I had a problem earlier today that required me to perform modular arithmetic, and when I though about it, I wasn't exactly certain of the best way to aproach the problem... Anyone have any ideas? As in I have to do

113 mod 10
or
462 mod 3
etc...
Posted on 2003-07-30 21:03:55 by FearHQ
mod is the remainder of a division. For example, 113 mod 10 is 3.

Using those numbers as examples,
mov  eax,113

xor edx,edx ;in 32-bit mode, the EDX:EAX register pair
;is used for the numerator
;(although the DX:AX pair or the AH:AL pair
;could also be used)
mov ecx,10
div ecx ;quotient => EAX = 11
;remainder => EDX = 3

Raymond
Posted on 2003-07-30 22:21:13 by Raymond
I'm an idiot. I knew this too... How could I forget the remainder is in EDX?
Posted on 2003-07-30 22:48:24 by FearHQ
Don't feel bad. I've seen very experienced programmers also forgetting such simple things. There's always that tendency to complicated matters without looking at the basics.

Raymond
Posted on 2003-07-31 10:33:40 by Raymond
About the thing of:

There's always that tendency to complicated matters without looking at the basics.


This not only apply to programming, can be aplied to a lot of things.. eg.. I have a very skilled ( I think) teacher of calculus (not good for teach, but good for solve problems apparently, One day the teacher put a extrange function for integrate with sin cos... a divition and suchs thing, was short, the programm "matematica" or some other make a extrange result.. and was OK, the solution of the integration aparently the teacher show if you can add a 0 and do some algebraic things the result of the program is the same than this, after, the teacher show to us is way... and that was nice.. a very diferent for of do integration... and I see that the division can be reduced to the form of (in a general way, remember sin and such things):

f(x)= dx/x

and wow.. i dont say nothing.. I see the complex methods of the programm (I dont remember what was) and the other more short of my teacher.. and I see my result and say some like ammmm... this is extrange, my friend szy me that I need show my result... and I with care that I can be uncorrect (think if you see complex solutions of a programm and a human) for what if i am a newbie in calculus can see this simple thing..... a posible answer can be this.. i have not much skill manipulating the things algebraically or sucht things and methods.. and for this I see relatevely easy the solution to this problem.

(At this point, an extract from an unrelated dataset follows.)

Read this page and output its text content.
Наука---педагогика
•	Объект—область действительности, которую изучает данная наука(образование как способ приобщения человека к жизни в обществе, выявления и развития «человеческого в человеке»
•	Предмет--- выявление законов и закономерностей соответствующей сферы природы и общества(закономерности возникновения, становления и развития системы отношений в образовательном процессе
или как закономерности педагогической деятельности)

Yes some times are answer very easy.. some times we go with all the tools that we have and some times we need only a simple tool... ;), the easiest answer maybe can not be easely 'discoveret'.

Nice day.
Posted on 2003-08-01 20:44:06 by rea
This reminds me of an old rule of limits in math- "If the limit makes sense stick it in".

I remember about two months into doing difficult limit questions coming across one where the limit sense to just stick it in. How many people in the class spotted this? Zero, not even the teacher.

Sometimes you get so caught up searching for a difficult answer that you can't see the simple one. You can't see the forest for the trees.
Posted on 2003-08-01 20:53:19 by Eóin
Extention to the answer:

for FPU (IEEE)
FPREM1
-----------------------
Fast for x < 2^8 ; x in al

db 0D4, Y (byte)
then x = qy+r
out al = r ah = q

for example

db 0D4, 7

al = al mode 7
-----------------------
Fast for Y = 2^n (n natural) fast code

and X, Y - 1

x = x mod y
for clarity:
Y - 1 in binary a number where n lower bits
are set to 1, rest to 0.

Also there are some additional ways to get modulo.
Posted on 2003-08-01 23:08:08 by The Svin
You have also a wonderful trick for computing modulo with constant values.

Instead of doing a division, you can use shifts (or MMX instructions) and a small table.
Let's take an example.

Suppose I need to compute a 32 bits number modulo 17.

Let's enumerate 2^n modulo 17:

2^0 -> 1
2^1 -> 2
2^2 -> 4
2^3 -> 8
2^4 -> 16 = -1 modulo 17
2^5 -> 15
2^6 -> 13
2^7 -> 9
2^8 -> 1
etc...

With the 4th power:
You simply cut the 32 bits number in sets of 4 bits, and alternatively add and substract them.
For the 32 bits:
AAAABBBBCCCCDDDDEEEEFFFFGGGGHHHH

You compute:
HHHH-GGGG+FFFF-EEEE+DDDD-CCCC+BBBB-AAAA

You'll get a value between -15*4 (-60) and +15*4 (+60), that you can normalize with a table of 120 entries.

With the 8th power:
AAAAAAAABBBBBBBBCCCCCCCCDDDDDDDD

You compute:
AAAAAAAA+BBBBBBBB+CCCCCCCC+DDDDDDDD

and you get a value from 0 to 255*4 that you can normalize with a table of 1020 entries.

JC
Posted on 2003-08-08 12:19:33 by MCoder